A South Korean retrospective cohort study published in June 2021, analyzed the HIRA (National Health Insurance System) database and searched the national health system from 2012 to 2018, reaching a remarkably higher n: 26; 778 patients with a mean age of 44.36 (±17.32), 39.61% of women: (n: 7.415), the long-term CNS toxicity was evaluated and a prevalence of 86.2% (n: 18.720) was found, also higher than our finding of 8.9%. A total of 1,391 (7.43%) patients had to be admitted to the intensive care unit. A relevant difference with our analysis is that this study excluded patients with a history of CNS conditions. Significant neurological toxicity included onset and maintenance insomnia (n: 701; 3.74%), tensional headache (n: 477; 2.55%), anoxic brain injury (n: 406; 2.17%). The standardized incidence ratio (SIR) for the likelihood of developing CNS toxicity was studied in patients requiring ICU admission and it was found that the incidence was significantly higher in this subgroup: 2.25 (CI 95% 2.07 - 2.44), p < 0.05. Specifically, significant signs were onset and maintenance insomnia (SIR 1.61; CI 95%: 1.52 - 1.71), tensional headache (SIR 2.41; IC 95%: 2.23 - 2.61), anoxic brain injury (SIR 58.76; CI 95%: 53.95 - 63.88) and postherpetic neuralgia (SIR 1.94; IC 95%: 1.70 - 2.20). Also, the condition developed significantly earlier (diagnosed 68 days earlier in patients requiring ICU admission compared to 234 days in those not requiring ICU), 350 days compared to 560 days for post-zoster neuralgia, and 260 days instead of 469 days for sleep disturbances [7] .

4.1. Strengths

- Access to 100% of visits to the Hospital Universitario Austral.

- Updated and uniform criteria regarding the hyperbaric oxygen chamber.

- Relevance and impact for the emergency department.

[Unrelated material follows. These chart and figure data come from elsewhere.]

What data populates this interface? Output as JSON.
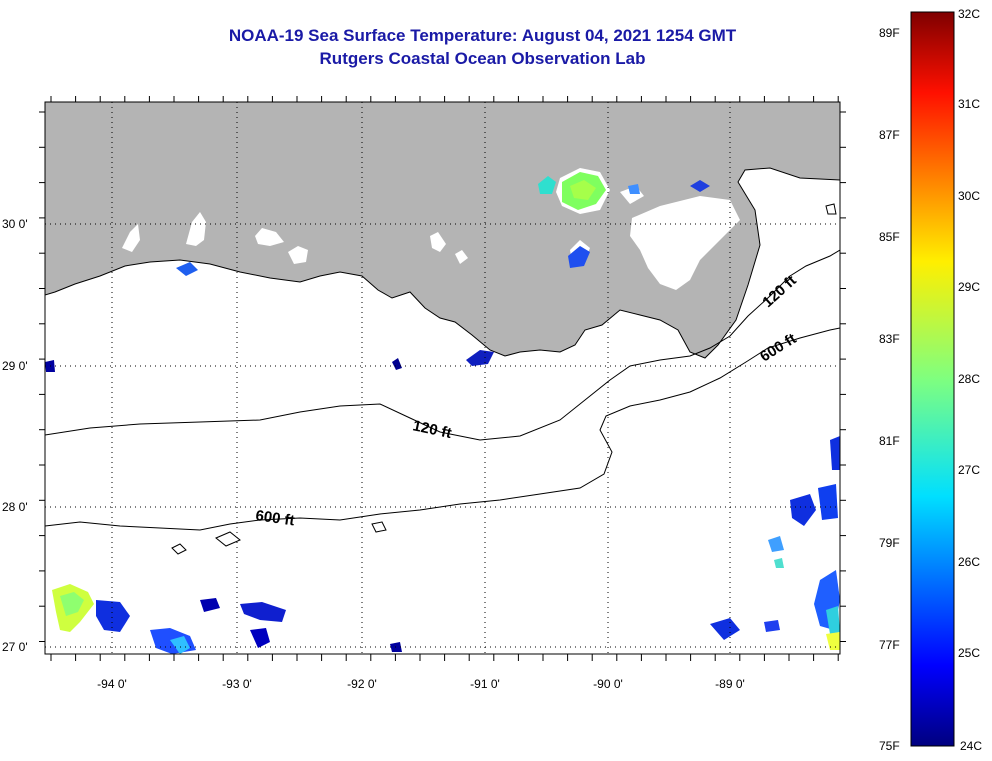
{
  "header": {
    "title": "NOAA-19 Sea Surface Temperature:  August 04, 2021 1254 GMT",
    "subtitle": "Rutgers Coastal Ocean Observation Lab"
  },
  "map": {
    "lat_labels": [
      "30 0'",
      "29 0'",
      "28 0'",
      "27 0'"
    ],
    "lon_labels": [
      "-94 0'",
      "-93 0'",
      "-92 0'",
      "-91 0'",
      "-90 0'",
      "-89 0'"
    ],
    "contour_labels": {
      "c120_west": "120 ft",
      "c600_west": "600 ft",
      "c120_east": "120 ft",
      "c600_east": "600 ft"
    },
    "colors": {
      "land": "#b4b4b4",
      "ocean": "#ffffff",
      "title": "#1a1aa6"
    }
  },
  "colorbar": {
    "fahrenheit": [
      "89F",
      "87F",
      "85F",
      "83F",
      "81F",
      "79F",
      "77F",
      "75F"
    ],
    "celsius": [
      "32C",
      "31C",
      "30C",
      "29C",
      "28C",
      "27C",
      "26C",
      "25C",
      "24C"
    ],
    "range_c": [
      24,
      32
    ],
    "colormap": "jet"
  }
}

- Access to the follow-up of patients.

- To our knowledge, no publications on the prevalence of acute severe toxicity at neurological level at emergency department are available and there are limited publications at cardiological level.

- Epidemiological data of local population: as far as we know, no data is published regarding the prevalence of carbon monoxide poisoning in the Argentine population.

4.2. Limitations

- Lack of information regarding exposure time to carbon monoxide due to the nature of the pathology presentation (it cannot be quantified for syncope), and there are no data on medical records.

- Data are based on visits to the emergency department of the Hospital Universitario Austral; the statistics do not include other hospitals (single center study).

- Small sample size, with the project of enlarging the database over time.

5. Conclusion

The follow-up of an outpatient population evaluated for carbon monoxide poisoning in the emergency department showed that the prevalence of severe toxicity was significantly lower than that reported in the bibliography so far.

Conflicts of Interest

The authors declare no conflicts of interest regarding the publication of this paper.